The deterioration of the valuations of high priced yet unprofitable unicorn companies seriously endangers the performance of SoftBank Group Corp.’s Vision Fund. It might potentially have a negative effect on investors willingness (and SoftBank’s ability) to contribute to a similar but even larger Vision Fund II. This might be devastating for SoftBank which is in the process of transforming itself into an investment company.
A listing of the first Vision Fund – if indeed it ever has been entertained in a serious fashion – would probably be off the table as well.
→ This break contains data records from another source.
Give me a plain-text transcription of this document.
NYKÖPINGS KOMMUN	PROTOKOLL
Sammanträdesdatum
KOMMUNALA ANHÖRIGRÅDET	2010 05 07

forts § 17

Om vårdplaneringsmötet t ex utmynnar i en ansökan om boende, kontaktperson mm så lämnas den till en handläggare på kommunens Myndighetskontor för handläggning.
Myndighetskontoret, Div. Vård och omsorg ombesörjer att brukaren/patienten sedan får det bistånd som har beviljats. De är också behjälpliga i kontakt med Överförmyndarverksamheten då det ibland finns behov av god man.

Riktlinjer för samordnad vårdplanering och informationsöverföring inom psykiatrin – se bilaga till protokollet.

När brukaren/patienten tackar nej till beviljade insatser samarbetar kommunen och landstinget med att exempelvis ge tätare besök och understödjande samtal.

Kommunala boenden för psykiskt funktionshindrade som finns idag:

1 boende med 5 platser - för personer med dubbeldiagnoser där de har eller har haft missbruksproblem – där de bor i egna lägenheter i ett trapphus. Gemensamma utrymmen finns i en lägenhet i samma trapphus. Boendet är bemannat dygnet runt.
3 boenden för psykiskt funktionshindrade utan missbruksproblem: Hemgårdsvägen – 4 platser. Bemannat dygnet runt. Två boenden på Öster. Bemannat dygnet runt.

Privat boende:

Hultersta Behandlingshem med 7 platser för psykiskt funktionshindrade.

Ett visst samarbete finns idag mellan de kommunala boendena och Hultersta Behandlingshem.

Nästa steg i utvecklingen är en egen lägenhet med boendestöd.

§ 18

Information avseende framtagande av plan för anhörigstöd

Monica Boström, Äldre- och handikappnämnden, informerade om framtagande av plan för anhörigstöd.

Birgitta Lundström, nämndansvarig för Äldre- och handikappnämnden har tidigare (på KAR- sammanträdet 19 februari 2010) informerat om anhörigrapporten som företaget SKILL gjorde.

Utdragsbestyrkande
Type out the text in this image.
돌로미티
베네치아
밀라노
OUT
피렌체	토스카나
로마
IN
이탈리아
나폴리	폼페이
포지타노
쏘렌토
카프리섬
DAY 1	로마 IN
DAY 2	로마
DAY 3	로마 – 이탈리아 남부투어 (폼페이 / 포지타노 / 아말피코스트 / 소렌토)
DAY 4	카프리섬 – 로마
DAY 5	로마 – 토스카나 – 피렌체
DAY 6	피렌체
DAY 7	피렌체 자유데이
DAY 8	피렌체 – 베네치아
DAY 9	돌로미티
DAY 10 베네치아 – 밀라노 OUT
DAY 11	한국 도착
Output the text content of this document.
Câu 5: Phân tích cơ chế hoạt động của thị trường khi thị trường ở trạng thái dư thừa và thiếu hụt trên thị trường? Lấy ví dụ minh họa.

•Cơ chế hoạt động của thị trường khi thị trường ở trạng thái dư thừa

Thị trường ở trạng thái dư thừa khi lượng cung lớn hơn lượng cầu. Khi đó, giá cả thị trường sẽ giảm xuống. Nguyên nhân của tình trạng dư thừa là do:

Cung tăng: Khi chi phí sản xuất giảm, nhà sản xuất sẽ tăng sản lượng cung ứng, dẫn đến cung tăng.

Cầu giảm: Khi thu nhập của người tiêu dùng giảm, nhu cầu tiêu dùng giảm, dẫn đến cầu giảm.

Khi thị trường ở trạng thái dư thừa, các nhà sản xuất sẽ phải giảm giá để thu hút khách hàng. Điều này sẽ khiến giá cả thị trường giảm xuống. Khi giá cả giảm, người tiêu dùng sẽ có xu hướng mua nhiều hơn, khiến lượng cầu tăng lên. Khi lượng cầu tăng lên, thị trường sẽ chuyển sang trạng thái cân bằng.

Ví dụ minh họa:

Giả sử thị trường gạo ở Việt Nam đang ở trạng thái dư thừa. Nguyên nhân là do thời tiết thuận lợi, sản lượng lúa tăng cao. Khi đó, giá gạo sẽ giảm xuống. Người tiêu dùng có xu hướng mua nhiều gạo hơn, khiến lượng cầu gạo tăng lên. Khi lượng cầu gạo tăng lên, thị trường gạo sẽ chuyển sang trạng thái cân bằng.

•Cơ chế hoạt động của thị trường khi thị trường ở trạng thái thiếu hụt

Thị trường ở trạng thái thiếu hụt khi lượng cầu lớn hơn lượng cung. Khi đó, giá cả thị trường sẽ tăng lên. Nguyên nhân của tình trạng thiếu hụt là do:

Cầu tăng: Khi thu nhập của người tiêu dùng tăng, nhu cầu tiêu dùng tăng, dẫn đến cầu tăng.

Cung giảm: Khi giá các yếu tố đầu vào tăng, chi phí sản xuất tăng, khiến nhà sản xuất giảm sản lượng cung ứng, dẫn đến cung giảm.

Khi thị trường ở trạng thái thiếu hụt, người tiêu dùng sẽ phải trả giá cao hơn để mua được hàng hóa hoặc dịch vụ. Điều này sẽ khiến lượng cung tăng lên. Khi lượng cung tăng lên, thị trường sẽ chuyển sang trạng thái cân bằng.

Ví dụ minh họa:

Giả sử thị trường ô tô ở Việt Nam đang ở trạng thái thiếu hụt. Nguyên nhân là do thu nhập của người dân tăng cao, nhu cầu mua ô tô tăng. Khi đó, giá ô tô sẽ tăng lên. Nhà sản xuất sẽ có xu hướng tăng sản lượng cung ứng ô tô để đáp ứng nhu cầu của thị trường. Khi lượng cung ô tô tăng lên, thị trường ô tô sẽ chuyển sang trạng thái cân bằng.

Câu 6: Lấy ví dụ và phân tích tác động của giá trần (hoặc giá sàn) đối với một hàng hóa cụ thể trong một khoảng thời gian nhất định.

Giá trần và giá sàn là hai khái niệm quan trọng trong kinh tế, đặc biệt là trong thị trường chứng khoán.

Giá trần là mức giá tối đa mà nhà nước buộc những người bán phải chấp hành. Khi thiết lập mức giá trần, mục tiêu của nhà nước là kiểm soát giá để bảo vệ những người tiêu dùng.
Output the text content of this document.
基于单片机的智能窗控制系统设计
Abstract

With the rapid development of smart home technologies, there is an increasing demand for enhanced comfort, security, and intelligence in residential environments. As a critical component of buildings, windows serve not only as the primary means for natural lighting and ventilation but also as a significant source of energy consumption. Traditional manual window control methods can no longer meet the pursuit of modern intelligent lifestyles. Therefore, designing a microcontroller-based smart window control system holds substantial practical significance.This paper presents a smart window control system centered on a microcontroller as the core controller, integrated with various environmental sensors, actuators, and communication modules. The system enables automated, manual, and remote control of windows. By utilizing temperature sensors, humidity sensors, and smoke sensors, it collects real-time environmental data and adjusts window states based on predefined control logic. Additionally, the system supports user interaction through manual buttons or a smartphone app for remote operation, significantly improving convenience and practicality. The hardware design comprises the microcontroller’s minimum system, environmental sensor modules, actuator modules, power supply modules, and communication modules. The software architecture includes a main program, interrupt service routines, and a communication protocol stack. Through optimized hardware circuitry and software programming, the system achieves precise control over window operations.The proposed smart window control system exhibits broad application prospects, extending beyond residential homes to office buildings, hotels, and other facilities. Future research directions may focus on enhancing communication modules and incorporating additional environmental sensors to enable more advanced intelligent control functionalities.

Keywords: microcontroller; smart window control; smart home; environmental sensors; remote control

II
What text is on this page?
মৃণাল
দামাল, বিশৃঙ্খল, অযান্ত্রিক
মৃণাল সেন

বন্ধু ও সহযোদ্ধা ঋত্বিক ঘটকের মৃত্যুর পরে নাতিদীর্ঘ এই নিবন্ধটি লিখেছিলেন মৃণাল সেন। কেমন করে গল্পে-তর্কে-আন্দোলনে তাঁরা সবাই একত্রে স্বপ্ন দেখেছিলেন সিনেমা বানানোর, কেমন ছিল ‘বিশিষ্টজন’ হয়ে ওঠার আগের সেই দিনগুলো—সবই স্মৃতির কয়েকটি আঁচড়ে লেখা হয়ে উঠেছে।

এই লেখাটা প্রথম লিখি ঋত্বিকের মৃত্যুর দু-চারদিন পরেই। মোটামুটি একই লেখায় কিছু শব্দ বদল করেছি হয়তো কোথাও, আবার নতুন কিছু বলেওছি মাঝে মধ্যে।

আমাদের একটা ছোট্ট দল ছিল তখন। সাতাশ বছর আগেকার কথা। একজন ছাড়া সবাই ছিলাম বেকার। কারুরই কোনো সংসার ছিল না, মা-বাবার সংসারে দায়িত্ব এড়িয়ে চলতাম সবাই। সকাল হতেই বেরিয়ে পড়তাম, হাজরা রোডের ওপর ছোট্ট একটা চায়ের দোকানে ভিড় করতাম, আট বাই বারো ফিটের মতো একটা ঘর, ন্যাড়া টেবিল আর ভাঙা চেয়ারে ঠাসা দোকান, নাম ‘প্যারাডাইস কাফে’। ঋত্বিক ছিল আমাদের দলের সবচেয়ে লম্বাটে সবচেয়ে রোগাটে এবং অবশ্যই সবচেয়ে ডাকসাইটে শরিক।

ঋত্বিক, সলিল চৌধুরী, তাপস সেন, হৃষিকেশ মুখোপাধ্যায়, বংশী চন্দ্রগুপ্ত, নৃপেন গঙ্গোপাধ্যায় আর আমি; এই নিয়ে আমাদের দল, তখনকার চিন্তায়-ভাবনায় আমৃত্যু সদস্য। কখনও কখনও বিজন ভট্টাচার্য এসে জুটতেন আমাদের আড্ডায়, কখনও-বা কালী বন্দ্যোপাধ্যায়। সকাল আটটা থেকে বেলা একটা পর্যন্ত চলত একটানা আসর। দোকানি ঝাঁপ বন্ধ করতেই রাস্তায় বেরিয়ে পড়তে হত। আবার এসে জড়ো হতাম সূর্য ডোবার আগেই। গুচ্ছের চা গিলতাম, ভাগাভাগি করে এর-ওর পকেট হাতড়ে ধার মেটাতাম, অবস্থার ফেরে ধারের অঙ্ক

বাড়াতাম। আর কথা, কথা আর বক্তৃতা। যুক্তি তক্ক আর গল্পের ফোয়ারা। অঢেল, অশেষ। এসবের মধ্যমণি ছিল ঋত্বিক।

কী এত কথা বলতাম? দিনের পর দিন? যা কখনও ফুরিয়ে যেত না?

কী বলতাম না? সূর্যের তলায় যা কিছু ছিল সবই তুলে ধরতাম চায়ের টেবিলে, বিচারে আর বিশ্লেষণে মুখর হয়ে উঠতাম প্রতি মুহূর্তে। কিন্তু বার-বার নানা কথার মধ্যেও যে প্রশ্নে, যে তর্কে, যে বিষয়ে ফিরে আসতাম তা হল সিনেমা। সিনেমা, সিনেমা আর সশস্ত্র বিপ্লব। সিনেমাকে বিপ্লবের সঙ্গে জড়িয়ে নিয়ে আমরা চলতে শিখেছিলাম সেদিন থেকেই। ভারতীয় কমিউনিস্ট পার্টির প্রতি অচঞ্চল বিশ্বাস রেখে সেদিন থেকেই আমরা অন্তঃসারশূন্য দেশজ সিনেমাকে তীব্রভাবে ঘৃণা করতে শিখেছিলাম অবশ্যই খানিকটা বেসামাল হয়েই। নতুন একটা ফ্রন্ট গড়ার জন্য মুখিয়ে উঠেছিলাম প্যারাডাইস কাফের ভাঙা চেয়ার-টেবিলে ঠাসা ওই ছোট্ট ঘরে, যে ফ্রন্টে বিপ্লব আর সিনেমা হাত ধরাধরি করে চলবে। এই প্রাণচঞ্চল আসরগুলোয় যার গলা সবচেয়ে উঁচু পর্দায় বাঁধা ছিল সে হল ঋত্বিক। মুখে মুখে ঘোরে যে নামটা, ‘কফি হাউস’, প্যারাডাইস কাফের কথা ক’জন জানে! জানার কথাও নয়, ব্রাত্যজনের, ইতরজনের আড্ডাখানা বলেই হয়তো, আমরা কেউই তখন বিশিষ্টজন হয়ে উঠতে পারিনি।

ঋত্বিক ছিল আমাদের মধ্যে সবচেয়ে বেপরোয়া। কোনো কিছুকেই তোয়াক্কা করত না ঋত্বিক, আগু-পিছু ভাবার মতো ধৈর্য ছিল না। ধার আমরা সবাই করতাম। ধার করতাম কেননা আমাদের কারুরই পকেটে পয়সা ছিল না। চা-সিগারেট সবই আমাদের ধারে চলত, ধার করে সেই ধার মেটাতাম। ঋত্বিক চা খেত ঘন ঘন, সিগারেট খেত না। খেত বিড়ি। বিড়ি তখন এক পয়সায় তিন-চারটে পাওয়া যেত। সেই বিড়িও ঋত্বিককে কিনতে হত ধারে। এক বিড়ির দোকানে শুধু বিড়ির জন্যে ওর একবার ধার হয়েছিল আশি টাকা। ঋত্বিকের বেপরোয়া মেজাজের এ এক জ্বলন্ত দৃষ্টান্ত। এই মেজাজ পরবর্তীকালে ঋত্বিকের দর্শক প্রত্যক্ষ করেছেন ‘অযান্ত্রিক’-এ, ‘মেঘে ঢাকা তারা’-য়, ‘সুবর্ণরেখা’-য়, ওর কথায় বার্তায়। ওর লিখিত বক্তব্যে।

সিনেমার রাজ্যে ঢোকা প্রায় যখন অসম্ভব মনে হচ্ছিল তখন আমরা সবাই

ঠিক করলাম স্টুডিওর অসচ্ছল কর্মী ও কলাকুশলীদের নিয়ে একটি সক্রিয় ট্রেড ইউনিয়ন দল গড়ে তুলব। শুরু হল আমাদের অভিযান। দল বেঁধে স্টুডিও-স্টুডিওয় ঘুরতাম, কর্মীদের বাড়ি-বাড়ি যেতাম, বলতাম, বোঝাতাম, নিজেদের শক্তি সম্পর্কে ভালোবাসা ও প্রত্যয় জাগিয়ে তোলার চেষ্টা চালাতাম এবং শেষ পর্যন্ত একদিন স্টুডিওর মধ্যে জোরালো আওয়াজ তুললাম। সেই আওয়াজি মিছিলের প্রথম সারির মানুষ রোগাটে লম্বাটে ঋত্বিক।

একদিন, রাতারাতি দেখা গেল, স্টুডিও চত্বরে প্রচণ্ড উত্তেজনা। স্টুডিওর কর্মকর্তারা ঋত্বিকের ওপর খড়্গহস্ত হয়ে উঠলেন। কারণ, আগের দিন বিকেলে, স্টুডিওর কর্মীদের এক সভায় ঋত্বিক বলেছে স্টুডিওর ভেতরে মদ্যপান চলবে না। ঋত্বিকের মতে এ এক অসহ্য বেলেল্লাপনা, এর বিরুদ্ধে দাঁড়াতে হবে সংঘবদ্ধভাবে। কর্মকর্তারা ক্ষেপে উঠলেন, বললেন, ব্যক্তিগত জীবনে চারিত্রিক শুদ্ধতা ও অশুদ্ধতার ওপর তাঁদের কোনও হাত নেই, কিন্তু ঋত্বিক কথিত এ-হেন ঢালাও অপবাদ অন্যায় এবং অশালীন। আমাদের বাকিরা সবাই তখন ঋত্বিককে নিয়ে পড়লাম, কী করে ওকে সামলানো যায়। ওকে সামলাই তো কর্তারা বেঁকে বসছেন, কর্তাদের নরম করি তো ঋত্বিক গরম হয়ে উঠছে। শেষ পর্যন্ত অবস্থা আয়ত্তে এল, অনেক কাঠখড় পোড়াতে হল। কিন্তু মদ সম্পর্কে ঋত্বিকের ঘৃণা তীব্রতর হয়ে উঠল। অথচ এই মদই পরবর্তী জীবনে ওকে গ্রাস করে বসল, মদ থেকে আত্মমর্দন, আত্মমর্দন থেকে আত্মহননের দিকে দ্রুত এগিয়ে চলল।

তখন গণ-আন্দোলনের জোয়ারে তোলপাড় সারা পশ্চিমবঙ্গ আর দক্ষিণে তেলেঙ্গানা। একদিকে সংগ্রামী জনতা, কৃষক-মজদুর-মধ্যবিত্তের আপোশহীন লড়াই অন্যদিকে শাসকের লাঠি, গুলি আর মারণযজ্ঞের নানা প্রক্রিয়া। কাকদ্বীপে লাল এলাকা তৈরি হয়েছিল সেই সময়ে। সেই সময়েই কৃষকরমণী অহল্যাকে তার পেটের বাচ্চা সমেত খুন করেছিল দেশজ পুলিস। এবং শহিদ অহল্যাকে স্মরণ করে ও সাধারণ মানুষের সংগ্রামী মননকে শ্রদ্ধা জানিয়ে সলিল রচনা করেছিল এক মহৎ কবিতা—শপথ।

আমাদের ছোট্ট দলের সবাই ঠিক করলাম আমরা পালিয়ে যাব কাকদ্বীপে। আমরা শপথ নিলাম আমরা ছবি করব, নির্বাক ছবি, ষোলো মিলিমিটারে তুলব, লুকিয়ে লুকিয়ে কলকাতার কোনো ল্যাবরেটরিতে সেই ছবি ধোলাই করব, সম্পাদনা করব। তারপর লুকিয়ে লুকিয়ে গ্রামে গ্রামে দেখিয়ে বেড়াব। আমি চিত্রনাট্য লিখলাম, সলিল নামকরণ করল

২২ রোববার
Instead, rather than unlocking value through a separate listing, the company might be forced to contribute further funds in order to preserve valuations of private portfolio company.
All in all, my formerly neutral outlook for SoftBank turns more negative given the recent developments regarding “unicorn” valuations and the negative consequences that may very well arise for the company.
Disclosure:I am/we are long AAPL.I wrote this article myself, and it expresses my own opinions. I am not receiving compensation for it (other than from Seeking Alpha). I have no business relationship with any company whose stock is mentioned in this article.
Additional disclosure: Disclaimer: All research contained in this article was done with utmost care. However, I cannot guarantee accuracy. Every reader is advised to conduct his or her own due diligence and research.